Trend will Continue
Between 2007 and 2016, inflation as measured by the Consumer Price Index (CPI) for industrial workers (IW) rose at a compounded annual growth rate (CAGR) of 8.6%. During the period, fees at the top management institutes in the country rose by 12-19%.
Experts, however, reckon that this trend of fee increases will continue. “Management education, globally, is an expensive proposition. Institutes have to invest a lot of money in case studies, faculty salaries, including visiting professors, international collaborations where students and teachers are exposed to other markets, among other things,” says Rohin Kapoor, director at Deloitte in India. Earlier, this was largely subsidised, he said.
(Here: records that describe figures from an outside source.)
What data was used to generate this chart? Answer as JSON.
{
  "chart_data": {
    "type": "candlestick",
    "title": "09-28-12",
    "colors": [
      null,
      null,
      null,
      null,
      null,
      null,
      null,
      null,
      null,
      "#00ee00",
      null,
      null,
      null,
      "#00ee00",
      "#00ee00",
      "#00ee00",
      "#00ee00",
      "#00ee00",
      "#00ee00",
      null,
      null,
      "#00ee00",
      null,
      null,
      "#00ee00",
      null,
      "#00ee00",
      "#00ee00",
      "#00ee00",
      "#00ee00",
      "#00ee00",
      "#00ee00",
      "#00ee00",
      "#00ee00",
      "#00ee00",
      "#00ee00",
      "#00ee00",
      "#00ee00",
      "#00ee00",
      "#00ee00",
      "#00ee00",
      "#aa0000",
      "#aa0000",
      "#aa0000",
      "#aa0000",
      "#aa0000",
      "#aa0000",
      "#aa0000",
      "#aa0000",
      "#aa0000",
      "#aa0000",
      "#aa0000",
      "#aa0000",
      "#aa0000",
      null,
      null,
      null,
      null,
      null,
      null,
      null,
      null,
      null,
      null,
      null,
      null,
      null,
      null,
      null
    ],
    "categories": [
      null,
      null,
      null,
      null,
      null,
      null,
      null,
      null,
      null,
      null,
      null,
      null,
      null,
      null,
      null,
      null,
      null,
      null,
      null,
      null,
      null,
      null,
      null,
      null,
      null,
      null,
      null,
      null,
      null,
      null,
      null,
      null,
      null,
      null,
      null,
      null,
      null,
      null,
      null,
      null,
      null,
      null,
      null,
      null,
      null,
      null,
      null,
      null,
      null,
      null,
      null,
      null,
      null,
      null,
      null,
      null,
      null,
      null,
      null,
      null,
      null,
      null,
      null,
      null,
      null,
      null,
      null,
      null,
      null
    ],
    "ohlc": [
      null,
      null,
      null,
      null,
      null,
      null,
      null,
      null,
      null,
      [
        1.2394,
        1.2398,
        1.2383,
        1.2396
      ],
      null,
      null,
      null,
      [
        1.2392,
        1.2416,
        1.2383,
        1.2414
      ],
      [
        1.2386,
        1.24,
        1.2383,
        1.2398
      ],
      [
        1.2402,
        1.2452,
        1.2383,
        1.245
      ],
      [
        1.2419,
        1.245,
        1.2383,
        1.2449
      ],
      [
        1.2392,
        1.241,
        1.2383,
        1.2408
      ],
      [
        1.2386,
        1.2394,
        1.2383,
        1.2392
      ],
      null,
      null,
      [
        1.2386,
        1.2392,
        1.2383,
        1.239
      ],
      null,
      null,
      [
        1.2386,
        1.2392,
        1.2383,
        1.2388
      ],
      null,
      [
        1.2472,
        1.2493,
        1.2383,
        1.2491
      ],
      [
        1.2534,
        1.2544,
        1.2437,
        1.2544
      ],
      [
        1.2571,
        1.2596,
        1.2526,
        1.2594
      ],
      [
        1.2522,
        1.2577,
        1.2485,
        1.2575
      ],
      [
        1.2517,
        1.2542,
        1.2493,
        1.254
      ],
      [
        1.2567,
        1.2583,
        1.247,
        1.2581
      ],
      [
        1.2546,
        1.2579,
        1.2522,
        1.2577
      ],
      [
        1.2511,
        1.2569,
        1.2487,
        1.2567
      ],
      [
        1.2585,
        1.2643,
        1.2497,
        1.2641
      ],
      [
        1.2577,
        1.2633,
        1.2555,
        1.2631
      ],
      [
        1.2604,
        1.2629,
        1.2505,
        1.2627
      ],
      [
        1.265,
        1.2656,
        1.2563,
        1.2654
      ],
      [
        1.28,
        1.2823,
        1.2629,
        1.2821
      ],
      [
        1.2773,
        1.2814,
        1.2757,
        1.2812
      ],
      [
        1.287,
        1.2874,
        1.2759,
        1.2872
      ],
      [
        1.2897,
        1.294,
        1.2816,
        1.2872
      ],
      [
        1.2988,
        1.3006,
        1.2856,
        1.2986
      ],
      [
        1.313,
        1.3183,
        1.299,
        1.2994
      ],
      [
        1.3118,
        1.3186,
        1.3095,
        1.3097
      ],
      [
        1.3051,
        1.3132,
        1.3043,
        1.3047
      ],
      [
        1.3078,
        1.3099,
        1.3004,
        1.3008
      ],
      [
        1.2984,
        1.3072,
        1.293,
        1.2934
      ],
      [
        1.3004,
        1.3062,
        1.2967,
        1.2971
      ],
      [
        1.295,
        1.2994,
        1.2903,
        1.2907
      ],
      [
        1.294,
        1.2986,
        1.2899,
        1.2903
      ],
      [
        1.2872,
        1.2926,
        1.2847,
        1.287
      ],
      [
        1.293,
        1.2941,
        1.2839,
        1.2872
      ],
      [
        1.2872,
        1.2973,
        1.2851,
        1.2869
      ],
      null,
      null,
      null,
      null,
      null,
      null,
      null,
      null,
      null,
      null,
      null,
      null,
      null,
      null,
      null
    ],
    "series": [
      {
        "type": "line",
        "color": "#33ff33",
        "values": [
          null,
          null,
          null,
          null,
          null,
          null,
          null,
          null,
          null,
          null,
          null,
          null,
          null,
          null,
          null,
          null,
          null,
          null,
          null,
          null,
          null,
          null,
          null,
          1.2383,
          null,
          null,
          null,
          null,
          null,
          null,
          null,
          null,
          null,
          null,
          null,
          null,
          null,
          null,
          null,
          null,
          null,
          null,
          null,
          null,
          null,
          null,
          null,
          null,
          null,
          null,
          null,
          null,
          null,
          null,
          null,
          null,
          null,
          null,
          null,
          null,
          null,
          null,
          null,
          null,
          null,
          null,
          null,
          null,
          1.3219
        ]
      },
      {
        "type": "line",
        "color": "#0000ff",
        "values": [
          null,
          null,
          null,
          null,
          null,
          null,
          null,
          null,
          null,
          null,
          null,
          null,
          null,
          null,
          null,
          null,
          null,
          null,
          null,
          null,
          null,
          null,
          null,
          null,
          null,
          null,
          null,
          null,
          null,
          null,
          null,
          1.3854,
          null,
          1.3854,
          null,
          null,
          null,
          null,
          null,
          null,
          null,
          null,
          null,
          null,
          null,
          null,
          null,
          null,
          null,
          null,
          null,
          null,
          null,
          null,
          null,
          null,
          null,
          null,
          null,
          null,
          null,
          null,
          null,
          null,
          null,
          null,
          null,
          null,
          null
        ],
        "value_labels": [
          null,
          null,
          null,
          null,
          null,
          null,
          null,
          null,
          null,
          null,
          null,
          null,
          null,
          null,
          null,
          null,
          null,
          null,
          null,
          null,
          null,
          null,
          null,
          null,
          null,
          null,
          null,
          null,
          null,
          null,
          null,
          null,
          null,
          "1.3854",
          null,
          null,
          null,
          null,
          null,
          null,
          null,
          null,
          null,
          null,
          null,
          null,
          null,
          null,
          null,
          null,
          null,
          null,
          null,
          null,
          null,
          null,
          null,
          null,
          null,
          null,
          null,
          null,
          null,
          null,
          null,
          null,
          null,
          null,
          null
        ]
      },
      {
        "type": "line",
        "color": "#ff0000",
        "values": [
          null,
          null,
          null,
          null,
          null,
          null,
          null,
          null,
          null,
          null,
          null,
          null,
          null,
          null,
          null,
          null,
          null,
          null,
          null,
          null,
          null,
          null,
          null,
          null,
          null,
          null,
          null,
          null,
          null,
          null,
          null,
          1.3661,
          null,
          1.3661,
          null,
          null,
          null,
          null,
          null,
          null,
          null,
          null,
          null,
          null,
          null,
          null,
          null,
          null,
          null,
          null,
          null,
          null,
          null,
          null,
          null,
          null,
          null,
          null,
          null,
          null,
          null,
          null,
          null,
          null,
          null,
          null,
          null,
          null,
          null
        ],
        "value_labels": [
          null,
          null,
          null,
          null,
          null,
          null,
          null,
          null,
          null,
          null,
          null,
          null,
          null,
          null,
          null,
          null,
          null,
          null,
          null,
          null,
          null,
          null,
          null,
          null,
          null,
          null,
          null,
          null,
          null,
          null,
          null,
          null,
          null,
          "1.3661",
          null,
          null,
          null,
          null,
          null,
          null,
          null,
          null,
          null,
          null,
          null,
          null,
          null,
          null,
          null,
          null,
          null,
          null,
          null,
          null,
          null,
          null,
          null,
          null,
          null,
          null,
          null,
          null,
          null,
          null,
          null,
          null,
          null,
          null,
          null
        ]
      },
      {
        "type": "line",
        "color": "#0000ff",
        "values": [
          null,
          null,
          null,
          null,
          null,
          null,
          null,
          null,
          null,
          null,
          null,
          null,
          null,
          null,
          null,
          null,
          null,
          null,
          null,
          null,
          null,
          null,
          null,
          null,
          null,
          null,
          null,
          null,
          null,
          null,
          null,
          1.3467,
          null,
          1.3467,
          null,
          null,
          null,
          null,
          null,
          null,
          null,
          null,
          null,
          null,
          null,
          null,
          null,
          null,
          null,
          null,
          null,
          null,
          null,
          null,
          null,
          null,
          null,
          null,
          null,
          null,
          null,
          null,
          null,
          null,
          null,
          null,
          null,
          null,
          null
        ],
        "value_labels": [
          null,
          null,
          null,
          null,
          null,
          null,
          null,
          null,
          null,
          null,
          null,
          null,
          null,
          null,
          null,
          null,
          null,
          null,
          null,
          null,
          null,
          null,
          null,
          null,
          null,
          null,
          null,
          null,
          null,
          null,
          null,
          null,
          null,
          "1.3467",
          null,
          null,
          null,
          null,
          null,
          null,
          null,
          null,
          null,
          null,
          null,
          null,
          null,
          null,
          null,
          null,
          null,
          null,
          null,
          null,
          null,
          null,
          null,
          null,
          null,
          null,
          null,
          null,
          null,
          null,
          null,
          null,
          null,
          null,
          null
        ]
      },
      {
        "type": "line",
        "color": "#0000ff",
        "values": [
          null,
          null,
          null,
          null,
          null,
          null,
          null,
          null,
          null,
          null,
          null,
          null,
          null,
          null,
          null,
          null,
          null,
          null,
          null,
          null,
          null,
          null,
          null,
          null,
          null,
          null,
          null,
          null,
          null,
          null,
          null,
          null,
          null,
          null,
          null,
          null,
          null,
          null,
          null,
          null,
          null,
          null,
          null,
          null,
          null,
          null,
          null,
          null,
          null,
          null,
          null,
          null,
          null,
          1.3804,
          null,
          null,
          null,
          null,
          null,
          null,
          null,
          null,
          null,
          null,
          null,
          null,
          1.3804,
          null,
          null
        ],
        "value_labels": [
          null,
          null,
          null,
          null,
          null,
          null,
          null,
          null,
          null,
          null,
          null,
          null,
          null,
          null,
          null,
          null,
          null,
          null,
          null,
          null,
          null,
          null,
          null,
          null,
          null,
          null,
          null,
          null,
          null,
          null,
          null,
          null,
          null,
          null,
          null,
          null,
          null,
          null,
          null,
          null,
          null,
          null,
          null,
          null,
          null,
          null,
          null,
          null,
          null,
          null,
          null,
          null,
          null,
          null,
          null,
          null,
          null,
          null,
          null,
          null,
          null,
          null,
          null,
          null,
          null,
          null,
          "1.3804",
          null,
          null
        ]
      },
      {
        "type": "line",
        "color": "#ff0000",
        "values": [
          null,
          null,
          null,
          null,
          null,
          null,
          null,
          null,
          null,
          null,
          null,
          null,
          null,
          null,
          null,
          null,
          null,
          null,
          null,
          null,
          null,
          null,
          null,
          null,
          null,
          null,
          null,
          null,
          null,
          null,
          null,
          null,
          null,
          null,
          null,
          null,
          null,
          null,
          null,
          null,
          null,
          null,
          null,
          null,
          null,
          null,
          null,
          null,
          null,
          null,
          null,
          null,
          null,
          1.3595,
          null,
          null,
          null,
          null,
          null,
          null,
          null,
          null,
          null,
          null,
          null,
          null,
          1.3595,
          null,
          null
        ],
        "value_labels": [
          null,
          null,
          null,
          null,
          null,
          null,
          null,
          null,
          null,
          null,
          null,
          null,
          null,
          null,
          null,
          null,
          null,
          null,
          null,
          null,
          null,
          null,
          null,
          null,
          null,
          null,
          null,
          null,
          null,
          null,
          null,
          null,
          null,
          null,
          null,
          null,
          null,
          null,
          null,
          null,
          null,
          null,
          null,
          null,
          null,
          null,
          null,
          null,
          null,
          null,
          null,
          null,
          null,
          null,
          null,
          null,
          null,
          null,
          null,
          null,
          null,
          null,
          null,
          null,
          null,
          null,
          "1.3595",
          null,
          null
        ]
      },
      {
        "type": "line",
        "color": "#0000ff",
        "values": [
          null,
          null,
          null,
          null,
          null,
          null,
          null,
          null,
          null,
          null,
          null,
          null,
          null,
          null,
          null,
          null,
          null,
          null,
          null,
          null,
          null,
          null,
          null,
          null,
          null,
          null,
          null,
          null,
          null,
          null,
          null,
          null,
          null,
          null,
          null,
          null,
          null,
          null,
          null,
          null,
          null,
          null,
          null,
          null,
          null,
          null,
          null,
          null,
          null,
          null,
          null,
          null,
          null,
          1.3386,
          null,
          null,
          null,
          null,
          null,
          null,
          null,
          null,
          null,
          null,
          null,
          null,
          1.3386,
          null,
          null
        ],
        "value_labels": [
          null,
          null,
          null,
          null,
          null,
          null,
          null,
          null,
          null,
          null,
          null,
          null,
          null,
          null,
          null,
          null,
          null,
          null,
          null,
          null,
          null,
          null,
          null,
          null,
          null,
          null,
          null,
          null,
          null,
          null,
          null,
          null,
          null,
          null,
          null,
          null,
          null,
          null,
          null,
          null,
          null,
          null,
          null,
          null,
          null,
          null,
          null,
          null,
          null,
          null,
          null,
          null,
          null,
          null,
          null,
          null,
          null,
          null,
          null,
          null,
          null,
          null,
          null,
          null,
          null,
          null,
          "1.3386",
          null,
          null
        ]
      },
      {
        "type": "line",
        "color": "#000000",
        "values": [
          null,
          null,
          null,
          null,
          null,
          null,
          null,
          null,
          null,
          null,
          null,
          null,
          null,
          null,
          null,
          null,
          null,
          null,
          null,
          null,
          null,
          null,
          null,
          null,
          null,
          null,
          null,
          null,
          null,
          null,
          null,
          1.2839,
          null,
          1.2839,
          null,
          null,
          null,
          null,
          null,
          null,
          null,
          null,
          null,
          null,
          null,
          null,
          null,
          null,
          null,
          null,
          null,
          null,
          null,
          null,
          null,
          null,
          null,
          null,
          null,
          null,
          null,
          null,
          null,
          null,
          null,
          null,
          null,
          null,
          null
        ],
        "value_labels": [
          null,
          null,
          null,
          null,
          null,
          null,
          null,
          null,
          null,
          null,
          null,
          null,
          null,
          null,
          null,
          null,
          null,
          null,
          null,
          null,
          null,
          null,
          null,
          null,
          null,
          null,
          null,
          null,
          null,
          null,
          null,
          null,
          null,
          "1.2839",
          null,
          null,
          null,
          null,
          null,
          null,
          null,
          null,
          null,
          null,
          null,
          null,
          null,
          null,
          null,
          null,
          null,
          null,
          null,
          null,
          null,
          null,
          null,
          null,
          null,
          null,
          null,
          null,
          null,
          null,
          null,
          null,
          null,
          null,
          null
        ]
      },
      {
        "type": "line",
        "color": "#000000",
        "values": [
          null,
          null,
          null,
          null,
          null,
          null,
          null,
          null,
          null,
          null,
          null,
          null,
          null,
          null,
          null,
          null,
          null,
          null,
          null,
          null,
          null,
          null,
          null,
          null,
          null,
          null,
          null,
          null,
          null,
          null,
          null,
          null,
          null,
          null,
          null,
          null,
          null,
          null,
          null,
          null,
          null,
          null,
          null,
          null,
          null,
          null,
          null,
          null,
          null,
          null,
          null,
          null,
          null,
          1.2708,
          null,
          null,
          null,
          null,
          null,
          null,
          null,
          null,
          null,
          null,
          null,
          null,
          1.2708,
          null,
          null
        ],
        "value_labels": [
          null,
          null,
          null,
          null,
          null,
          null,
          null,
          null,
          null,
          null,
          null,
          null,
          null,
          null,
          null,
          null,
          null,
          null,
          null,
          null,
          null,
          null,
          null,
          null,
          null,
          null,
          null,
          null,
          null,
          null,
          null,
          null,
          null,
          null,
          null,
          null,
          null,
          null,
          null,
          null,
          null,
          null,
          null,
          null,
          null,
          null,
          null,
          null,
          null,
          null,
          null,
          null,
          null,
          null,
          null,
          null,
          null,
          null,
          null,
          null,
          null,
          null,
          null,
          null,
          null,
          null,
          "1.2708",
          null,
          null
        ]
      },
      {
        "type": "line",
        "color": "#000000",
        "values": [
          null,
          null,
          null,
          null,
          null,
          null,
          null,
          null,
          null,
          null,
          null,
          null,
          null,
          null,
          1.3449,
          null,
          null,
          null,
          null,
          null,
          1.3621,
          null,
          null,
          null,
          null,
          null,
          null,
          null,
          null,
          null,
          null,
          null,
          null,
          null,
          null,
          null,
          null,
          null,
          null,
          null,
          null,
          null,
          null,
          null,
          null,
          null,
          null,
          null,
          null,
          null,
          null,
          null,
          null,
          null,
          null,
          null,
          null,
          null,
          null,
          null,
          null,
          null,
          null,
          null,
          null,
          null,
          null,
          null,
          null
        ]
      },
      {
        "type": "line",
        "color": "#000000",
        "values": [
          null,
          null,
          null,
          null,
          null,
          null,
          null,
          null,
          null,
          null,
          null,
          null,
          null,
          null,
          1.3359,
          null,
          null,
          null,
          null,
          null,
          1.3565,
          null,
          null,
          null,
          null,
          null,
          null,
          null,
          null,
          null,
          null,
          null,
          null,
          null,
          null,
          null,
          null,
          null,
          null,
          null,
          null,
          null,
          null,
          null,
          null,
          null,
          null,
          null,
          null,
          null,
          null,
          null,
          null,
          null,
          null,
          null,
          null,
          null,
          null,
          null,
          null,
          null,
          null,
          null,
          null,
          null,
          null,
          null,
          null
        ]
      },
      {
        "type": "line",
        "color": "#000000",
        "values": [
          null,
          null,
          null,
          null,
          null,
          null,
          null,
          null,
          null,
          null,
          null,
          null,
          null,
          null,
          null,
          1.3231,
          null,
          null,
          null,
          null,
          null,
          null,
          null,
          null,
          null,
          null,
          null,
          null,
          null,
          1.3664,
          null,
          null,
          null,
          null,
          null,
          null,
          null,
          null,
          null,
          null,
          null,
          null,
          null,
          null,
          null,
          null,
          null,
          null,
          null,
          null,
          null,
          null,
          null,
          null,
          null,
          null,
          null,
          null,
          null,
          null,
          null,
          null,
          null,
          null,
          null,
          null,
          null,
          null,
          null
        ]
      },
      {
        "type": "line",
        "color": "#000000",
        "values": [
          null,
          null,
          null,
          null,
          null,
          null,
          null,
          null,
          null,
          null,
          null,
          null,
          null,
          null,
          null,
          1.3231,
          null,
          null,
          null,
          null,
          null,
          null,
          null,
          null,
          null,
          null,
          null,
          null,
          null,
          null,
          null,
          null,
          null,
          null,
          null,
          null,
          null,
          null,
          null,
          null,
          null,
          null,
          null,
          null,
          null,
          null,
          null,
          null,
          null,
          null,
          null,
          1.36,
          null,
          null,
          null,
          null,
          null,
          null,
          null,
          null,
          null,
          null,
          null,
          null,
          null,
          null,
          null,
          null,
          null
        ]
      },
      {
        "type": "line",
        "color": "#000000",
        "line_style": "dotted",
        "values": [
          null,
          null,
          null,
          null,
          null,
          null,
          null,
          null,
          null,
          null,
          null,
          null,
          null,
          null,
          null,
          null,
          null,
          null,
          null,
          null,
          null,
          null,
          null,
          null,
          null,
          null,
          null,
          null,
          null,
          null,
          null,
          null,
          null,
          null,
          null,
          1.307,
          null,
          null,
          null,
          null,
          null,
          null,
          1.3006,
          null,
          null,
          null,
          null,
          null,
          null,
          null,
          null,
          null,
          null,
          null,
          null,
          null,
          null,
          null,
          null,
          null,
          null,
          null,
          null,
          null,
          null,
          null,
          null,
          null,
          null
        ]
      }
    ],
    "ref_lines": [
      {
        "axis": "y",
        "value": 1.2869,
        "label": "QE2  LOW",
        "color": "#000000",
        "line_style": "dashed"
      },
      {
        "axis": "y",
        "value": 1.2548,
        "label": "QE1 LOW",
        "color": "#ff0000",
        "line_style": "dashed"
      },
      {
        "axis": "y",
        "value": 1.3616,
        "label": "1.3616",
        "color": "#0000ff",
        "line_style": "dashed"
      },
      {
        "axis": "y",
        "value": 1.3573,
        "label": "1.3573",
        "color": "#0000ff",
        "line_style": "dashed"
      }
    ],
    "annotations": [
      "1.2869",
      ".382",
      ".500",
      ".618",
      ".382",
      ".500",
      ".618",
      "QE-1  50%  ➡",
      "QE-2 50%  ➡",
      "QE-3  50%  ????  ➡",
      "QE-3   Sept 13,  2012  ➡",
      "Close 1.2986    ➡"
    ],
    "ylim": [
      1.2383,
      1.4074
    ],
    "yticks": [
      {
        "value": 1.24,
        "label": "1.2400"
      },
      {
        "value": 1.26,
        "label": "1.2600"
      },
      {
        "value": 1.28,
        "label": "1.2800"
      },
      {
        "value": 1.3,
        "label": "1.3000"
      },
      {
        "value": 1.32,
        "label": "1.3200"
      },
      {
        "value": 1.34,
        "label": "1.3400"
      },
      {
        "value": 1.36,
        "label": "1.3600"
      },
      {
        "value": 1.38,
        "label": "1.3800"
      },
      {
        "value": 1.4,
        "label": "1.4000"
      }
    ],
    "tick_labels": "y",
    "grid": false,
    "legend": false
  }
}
“Now, increasingly, the thinking is that students who pass out from these top institutes get good/above average salaries and should not find it difficult to repay their loans. Also, for people from economically challenged backgrounds, there are fee waivers,” Kapoor said. Graduates of top Indian management schools get average starting annual pay of .₹ 13-18 lakh during placements.
For institutes operating in developed markets, tuition fees for management programmes have already reached a certain level, with increases limited to 3-4%, usually in line with cost inflation. “Going forward, even fees at Indian institutes will stabilise,” Kapoor said.
Globally, there are at least four Bschools that charge above $200,000 as the total cost of a full-time MBA programme.